Their bright colors, their fluttering wings, and the way they can change from being a caterpillar to a butterfly in just a few weeks are fascinating for many people who have never seen it before.
People’s fascination with butterflies aside, why do we call them butterflies?
Why Butterflies Are Called Butterflies
The word “butterfly” came from a combination of the Old English words buttor and fleoge.
Both of which were terms for similar-looking insects.
Butterfleoge is the combination that they came up with.
It meant: “a fly whose appearance is as if it had been buttered.”
This use of butterfleoge was eventually adapted into the word butterfly because of how similar butterflies were to other insects.
The term “butterfly” can be traced back as far as 1605 when it first appeared in the work of Edmund Bolton’s The Herball or Generall Historie of Plantes.
Since that early appearance, the word butterfly has been in use to refer to members of this order.
The English term butterfly is similar to other languages’ words for them as well.
Butterfly in Different Languages
The French term papillon and the Spanish and Portuguese terms mariposa all mean “butterfly,” just like in English.
Even Chinese and Korean have their own terms for them, called 蝴蝶 (húdié) and 버터플라이 (beoteopeullai), respectively.
The reason why these similar-looking insects are all called butterflies is due to their resemblance to one another.
Brightly-colored scales make up the wings of the butterfly.
The way they flutter about when they fly is also very similar to one another.
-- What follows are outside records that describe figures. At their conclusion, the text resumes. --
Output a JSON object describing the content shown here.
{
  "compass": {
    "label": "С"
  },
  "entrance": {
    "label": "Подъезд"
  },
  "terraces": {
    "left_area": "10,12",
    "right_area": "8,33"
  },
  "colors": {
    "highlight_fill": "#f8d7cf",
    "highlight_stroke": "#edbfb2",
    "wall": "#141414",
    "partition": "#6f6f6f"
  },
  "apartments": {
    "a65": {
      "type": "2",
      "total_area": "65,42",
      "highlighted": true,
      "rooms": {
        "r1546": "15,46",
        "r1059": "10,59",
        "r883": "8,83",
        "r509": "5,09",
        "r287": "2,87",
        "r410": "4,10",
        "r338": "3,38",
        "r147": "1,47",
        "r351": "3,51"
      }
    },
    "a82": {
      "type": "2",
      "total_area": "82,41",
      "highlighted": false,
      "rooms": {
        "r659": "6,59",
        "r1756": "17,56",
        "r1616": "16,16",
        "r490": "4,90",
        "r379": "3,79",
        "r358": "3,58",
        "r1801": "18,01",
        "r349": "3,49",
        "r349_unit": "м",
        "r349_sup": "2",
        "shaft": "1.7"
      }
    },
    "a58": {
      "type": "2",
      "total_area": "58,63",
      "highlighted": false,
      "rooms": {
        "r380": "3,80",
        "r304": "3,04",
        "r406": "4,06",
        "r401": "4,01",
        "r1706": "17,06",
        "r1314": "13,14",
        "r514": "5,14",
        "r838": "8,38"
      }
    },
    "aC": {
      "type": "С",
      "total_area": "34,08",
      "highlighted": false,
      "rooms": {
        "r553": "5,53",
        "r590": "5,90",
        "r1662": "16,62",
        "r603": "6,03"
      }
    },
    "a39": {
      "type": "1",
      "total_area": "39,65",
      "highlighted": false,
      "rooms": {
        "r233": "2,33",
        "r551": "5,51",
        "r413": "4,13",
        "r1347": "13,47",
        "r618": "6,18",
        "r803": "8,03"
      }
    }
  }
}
It adds further support to the idea that these insects are related.
The word “butterfly” has become an icon for children due to its frequent appearance in popular media.
Children recognize them as colorful flying creatures, and many of them like to catch them and keep them in jars.
When referring to something cute or gentle, the first word that came to mind was the butterfly—it was that common of a term.
However, not all of them are butterflies.
Each of the 160 families has a different name.
For example, the Apatani people call them kope-yal, meaning “red insect.”
Meanwhile, in Argentina, mariposa de la tierra is how they call butterflies, which means “butterfly of the earth.”
This is just another example of how even though all of these insects may look almost exactly alike to the untrained eye, they are all different creatures.